From Native Angeleno Rick Famuyiwa (“The Wood,” “Our Family Wedding”), this hip hop-accented slice of 90’s nostalgia is the writer-director’s best work to date and will surely be a hit with the younger crowd. An intoxicating blend of comedy, drama, adventure and romance, “Dope” pulls double duties of being both wickedly entertaining and socially conscious all at once. With hilarious dialogue, plot twists galore, a head bobbing soundtrack full of golden era jams and a cast of amazing young talent, this spirited tale of inner city misadventures is as addictive as its title suggests.
Narrated and produced by Forest Whitaker, “Dope” revolves around Malcolm (Shameik Moore), an academically gifted high school senior who, along with pals Diggy (Kiersey Clemons) and Jib (Tony Revolori), live in The Bottoms, a tough LA neighborhood. Steeped in the 90’s hip hop culture of Yo! MTV raps, fresh gear and flattop haircuts, these lovable nerds spend their days playing in an experimental punk band called Awreeoh (pronounced Oreo) and outrunning sneaker-jacking gangbangers.
One day before a crucial college interview with a Harvard representative, a drug dealer named Dom (A$AP Rocky) invites Malcolm and his friends to his birthday party as a reward for hollering at the neighborhood cutie (Zoe Kravitz) on his behalf. But when a major drug deal at the party results in gunfire, Malcolm and his friends somehow emerge from the chaos with a backpack full of molly that doesn’t belong to them.
While the frantic friends decide what to do with the stash, the suppliers trace their whereabouts using a hidden smart phone, resulting in a comical bike chase across the city. Along the way, Malcolm is instructed to drop the package off at Dom’s associate’s house; but when that too ends disastrously, the clueless teens are forced to sell the drugs themselves in order to repay the supplier. As the geeky group struggles to meet their deadline, they wrestle with questions of love, cultural identity and a very uncertain future.
There are plenty of reasons for audiences to cop some “Dope” this summer, and the music, which includes four original Awreeoh songs composed by exec producer Pharrell Williams, is among the most prominent. Those with a soft spot for classic hip hop will be especially misty-eyed, as tracks from Nas, A Tribe Called Quest and Digable Planets perfectly compliment the film’s feel-good vibes.
Additionally, much in the same way that the soundtrack combines its modern experimental sound with the golden era rap that inspired it, writer-director Rick Famuyiwa’s screenplay takes the classic coming-of-age formula he employed in “The Wood” and infuses it with adventure and a hyperactive visual style that feels distinctly of the moment.
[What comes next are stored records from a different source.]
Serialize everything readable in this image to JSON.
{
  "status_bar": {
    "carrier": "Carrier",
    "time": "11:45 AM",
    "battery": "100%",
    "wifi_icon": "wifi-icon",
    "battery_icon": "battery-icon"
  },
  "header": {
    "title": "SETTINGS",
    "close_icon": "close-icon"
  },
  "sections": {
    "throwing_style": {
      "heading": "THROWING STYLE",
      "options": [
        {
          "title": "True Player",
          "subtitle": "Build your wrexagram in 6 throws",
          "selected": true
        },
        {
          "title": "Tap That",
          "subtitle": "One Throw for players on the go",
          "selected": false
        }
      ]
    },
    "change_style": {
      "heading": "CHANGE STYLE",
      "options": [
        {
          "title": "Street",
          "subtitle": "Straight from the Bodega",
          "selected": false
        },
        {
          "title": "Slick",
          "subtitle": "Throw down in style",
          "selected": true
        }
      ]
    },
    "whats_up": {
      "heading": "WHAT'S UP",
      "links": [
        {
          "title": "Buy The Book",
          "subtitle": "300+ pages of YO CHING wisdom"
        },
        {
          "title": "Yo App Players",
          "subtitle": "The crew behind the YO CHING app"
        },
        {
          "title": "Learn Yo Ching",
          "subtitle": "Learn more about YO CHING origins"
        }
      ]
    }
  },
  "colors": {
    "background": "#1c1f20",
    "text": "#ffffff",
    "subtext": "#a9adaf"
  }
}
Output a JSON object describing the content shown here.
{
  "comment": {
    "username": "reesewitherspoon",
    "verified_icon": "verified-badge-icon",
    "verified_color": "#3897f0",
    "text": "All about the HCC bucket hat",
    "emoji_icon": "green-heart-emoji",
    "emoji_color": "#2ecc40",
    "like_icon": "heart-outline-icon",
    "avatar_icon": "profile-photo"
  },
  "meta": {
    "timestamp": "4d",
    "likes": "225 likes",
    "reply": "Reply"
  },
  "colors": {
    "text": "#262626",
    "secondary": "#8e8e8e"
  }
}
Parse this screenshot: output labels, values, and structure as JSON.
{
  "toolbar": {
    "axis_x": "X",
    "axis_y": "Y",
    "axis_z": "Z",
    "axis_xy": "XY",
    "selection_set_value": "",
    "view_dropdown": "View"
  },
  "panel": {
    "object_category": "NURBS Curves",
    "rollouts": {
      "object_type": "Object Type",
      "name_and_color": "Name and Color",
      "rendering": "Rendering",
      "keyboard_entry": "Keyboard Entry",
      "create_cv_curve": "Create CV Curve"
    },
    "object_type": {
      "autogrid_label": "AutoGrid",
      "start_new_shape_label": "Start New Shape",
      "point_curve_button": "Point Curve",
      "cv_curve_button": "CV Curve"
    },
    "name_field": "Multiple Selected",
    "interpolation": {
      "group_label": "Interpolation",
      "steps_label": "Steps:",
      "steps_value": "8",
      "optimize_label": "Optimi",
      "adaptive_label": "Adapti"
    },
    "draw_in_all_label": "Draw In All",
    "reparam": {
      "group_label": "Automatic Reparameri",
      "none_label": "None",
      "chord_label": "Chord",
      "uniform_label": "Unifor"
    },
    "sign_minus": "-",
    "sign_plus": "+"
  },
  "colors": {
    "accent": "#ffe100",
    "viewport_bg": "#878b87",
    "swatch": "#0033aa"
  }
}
Even when the film runs the risk of provocation, such as an extended discussion on appropriate use of the N word, it retains a social- and self-awareness that is unmistakably the work of an informed veteran confident in his art form.
Most audiences have never heard of Shameik Moore – he was a regular on the Cartoon Network’s “Incredible Crew” sketch series – but that will soon change once they see him steal the show in “Dope.” His performance as Malcolm not only shows off his acting range but relies on his singing and dancing skills as well, and Moore knocks it out of the park like few lead-role rookies before him. Almost equally impressive are his onscreen sidekicks Tony Revolori (“The Grand Budapest Hotel”) and Kiersey Clemons (“Eye Candy,” “Transparent”), each projecting charisma and easy onscreen chemistry.
Singling out such a stellar supporting cast is no easy task, but notable mentions include A$AP Rocky in a smooth operator big screen debut, Blake Anderson as a line crossing drug enthusiast, Quincy Brown as a thugged out suburban kid and Chanel Iman as his sex-crazed sister. Also, the genetically and artistically blessed Zoe Kravitz (“Mad Max: Fury Road) continues her hot streak in a salty but sweet turn as the object of Malcolm’s – and Dom’s – affection.
Is “Dope” a perfect film? It is not. The plot is overly ambitious and has so many moving elements that it nearly flies off the rails around the third act break. Does it matter? Hell no! At its best, the film exudes such a contagious joyfulness that it feels like you’ve been transported back to the carefree days of Starter jackets and NBA Jam at your local arcade. For my money, that’s a journey worth taking.
By: Lucas Mirabella
Rated R for language, drug content, sexuality/nudity, and some violence – all involving teens.